The distinction between shifts in the old-age-dependency ratio and the entire age distribution also matters for the projections until 2050. Note that these projections, which rely on the mid-range variant (G2L2W2) of the population projection from the German Federal Statistical Office, should not be interpreted as actual forecasts, because there are many reasons to believe that the age structure-real estate price relationship is not constant over time (e.g., due to shifts in the effective retirement age, health status of the elderly population etc.). The projections, however, will allow us to contrast the magnitude of the predicted effect for the past (2008–2020) with the future (2020–2050). Not surprisingly, looking at the old-age-dependency ratio, which is projected to increase substantially, the negative demographic effect on real estate prices will intensify in the future. Looking at shifts in the entire age distribution, the picture is more nuanced. While the predicted demographic effect on apartments sales and rents is much smaller than in the old-age-dependency projection, the effect remains substantial. The predicted decline in house prices by 6.3% over a 30-year period, however, is very modest. Nonetheless, all projections suggest that the demographic downward pressure on German real estate prices will persist, and at some time even point to an accelerated demographic headwind.

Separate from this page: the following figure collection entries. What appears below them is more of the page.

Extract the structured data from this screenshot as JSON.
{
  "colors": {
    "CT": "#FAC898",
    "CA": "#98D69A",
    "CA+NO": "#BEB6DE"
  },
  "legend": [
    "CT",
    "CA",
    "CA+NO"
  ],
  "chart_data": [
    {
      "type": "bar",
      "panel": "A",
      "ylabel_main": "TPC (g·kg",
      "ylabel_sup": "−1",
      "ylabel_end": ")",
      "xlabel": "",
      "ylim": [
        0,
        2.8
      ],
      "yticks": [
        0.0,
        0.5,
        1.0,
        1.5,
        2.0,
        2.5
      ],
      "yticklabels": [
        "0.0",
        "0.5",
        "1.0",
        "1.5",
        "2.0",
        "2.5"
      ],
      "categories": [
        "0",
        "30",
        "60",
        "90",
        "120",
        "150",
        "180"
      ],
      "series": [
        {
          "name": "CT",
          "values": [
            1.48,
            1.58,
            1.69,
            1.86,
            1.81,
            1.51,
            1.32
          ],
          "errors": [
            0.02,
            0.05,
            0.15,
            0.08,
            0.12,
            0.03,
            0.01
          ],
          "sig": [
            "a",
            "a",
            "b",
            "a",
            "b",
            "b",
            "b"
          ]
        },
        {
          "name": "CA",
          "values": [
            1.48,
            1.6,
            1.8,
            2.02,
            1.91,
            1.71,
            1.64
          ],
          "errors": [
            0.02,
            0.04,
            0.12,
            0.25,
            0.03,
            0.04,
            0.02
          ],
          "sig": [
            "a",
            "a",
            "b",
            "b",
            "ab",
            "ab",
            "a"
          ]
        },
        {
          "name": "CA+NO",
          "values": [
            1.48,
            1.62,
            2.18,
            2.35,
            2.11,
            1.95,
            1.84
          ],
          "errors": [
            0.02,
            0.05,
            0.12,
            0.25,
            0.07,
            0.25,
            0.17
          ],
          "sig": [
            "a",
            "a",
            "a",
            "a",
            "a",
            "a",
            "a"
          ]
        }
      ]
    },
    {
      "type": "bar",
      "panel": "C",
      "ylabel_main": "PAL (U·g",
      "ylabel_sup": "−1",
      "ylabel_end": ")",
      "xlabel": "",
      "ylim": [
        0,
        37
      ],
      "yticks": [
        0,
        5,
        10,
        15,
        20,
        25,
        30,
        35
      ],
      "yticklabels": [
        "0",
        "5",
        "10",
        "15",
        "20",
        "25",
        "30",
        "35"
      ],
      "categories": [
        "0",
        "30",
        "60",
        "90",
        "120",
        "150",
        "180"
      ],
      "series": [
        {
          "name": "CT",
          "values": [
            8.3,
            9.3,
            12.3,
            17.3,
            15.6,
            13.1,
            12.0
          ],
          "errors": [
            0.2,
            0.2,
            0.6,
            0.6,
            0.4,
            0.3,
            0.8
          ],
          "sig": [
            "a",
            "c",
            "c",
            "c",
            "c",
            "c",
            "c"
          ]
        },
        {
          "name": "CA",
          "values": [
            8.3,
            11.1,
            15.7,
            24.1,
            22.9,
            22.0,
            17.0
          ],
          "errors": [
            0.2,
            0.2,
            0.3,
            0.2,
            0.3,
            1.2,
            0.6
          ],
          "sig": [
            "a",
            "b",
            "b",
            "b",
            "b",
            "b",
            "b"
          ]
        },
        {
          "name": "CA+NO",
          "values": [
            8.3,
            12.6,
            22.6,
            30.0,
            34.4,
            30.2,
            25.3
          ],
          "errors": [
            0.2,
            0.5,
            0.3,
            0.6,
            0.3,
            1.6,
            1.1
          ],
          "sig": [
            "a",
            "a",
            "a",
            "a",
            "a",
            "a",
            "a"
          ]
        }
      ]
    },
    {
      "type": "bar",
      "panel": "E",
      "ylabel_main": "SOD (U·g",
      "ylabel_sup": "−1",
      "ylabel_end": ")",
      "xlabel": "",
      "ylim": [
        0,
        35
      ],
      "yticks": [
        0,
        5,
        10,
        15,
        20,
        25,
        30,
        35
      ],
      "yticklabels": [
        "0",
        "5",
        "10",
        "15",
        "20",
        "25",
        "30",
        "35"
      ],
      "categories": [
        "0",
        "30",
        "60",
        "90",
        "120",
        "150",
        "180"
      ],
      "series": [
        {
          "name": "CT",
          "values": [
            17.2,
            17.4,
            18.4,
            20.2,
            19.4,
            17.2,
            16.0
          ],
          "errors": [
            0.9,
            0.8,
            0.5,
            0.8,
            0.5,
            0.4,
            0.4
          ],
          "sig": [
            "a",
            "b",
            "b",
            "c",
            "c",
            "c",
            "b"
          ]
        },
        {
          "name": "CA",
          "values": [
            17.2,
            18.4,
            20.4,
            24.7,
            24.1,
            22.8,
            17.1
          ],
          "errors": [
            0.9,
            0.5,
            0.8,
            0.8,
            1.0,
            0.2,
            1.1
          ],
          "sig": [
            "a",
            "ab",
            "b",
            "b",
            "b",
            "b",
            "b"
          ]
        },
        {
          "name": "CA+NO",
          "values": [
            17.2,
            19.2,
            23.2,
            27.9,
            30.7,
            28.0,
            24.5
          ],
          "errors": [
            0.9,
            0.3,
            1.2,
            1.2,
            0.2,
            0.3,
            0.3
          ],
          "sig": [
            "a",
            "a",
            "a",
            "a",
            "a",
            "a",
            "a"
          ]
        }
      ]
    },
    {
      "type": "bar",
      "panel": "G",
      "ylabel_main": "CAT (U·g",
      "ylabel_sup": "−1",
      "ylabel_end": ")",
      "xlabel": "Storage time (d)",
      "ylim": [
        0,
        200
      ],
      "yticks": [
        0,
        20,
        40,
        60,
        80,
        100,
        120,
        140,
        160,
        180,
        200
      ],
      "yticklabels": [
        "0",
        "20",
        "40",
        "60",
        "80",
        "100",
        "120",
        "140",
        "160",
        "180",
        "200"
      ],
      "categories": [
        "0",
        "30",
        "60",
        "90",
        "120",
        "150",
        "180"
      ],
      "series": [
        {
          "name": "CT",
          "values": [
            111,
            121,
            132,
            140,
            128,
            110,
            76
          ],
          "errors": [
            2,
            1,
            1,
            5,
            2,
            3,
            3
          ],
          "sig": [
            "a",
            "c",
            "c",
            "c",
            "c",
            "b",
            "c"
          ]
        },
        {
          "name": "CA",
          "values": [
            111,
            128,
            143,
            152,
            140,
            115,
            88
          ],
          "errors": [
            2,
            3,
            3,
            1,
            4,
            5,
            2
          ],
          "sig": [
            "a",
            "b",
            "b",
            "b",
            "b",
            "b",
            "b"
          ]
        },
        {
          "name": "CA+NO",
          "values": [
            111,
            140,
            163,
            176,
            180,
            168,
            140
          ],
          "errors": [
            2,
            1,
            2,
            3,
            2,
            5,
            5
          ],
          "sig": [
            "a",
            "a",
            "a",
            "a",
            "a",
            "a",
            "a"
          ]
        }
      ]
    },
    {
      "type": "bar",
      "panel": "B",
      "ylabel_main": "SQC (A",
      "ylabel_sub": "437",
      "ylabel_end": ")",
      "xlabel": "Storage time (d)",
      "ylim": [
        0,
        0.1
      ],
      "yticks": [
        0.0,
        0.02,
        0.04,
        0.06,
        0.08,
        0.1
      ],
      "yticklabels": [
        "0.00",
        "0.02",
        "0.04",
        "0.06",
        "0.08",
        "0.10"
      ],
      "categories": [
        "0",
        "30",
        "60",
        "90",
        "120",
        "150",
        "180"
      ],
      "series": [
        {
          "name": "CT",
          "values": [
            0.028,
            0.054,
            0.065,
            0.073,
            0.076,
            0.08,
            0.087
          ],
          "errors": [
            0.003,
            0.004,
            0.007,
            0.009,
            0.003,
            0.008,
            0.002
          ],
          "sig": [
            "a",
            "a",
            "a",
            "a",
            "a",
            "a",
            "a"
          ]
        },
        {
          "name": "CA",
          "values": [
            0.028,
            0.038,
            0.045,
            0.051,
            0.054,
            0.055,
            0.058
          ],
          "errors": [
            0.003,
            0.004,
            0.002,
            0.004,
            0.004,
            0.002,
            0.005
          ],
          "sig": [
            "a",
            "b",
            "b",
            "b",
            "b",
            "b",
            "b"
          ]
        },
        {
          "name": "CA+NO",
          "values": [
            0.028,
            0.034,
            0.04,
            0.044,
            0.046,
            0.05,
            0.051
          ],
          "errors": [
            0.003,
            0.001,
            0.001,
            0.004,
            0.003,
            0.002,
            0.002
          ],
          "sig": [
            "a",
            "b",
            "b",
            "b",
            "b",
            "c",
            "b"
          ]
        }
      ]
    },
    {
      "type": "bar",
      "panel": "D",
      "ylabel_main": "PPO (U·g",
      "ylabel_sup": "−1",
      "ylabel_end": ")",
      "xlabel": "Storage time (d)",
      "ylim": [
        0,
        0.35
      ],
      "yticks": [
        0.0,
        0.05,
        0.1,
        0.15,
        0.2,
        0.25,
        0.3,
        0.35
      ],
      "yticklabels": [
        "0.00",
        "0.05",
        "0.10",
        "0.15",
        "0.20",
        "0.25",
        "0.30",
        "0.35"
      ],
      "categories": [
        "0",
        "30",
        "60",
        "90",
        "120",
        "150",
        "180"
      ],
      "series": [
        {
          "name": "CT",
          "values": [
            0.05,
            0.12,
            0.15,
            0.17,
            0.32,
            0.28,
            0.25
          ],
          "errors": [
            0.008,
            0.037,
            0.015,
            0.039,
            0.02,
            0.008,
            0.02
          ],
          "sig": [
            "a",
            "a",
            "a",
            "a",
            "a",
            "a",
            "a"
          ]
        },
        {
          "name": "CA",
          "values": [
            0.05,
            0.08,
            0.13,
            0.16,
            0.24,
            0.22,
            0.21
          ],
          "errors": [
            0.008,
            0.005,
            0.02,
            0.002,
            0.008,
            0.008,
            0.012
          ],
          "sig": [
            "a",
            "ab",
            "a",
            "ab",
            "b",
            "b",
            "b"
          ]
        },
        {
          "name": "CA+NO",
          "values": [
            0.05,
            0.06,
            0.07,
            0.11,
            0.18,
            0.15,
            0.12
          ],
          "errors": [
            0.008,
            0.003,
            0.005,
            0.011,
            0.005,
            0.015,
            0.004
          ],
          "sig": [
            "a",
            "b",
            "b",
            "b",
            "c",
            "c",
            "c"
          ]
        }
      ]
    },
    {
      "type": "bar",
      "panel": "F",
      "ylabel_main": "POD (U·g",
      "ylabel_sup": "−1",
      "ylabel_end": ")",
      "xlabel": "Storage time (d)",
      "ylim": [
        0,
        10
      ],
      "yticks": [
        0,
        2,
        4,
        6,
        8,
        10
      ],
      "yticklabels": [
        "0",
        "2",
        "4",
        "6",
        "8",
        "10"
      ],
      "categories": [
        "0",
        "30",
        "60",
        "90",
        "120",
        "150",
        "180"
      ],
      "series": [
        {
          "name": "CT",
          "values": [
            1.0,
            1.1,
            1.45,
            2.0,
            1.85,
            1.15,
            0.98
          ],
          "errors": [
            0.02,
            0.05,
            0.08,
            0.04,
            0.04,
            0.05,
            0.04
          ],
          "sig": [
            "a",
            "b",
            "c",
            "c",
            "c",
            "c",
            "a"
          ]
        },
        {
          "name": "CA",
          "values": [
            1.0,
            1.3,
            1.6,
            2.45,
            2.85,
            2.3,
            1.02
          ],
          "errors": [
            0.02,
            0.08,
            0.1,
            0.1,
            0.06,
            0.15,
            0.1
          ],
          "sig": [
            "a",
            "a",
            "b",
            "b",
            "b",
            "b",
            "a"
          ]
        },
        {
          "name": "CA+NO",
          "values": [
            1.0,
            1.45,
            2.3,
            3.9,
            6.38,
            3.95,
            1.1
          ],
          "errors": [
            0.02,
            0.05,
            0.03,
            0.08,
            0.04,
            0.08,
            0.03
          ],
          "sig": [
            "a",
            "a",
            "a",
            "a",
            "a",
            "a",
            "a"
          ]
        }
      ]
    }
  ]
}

Table 6 also reveals the considerable regional heterogeneity in predicted real estate price changes. The change in the old-age-dependency ratio varying between −6.4 (P1) to +14.1 (P99) percentage points during our sample period, implies a predicted price range of +11.6–25.7%. We expect that population aging will remain uneven across municipalities which will likely exacerbate existing differences in regional price trends. Using population projections for German municipalities (RWI-GEO-GRID-POP-Forecast, Breidenbach et al. 2019), we calculate that the predicted demographic impact shows an even larger variation, ranging between 11.1–87.4%, for the period 2020 to 2050.

5 Conclusion

In this paper, we provide evidence using millions of individual real estate offers across more than 10,000 municipalities that population aging has put downward pressure on real estate prices in Germany. Our results also suggest that demographics change will remain a drag on real estate prices in the future. We expect the uneven pace of population aging across municipalities to continue, which will exacerbate differences in regional price trends. In contrast to the previous decade, however, factors that have previously overcompensated the demographic headwind such as low interest rates and robust economic growth, are likely to provide less support in Germany over the coming decades. Thus, the rapid growth in real estate prices of the past years might come to end soon.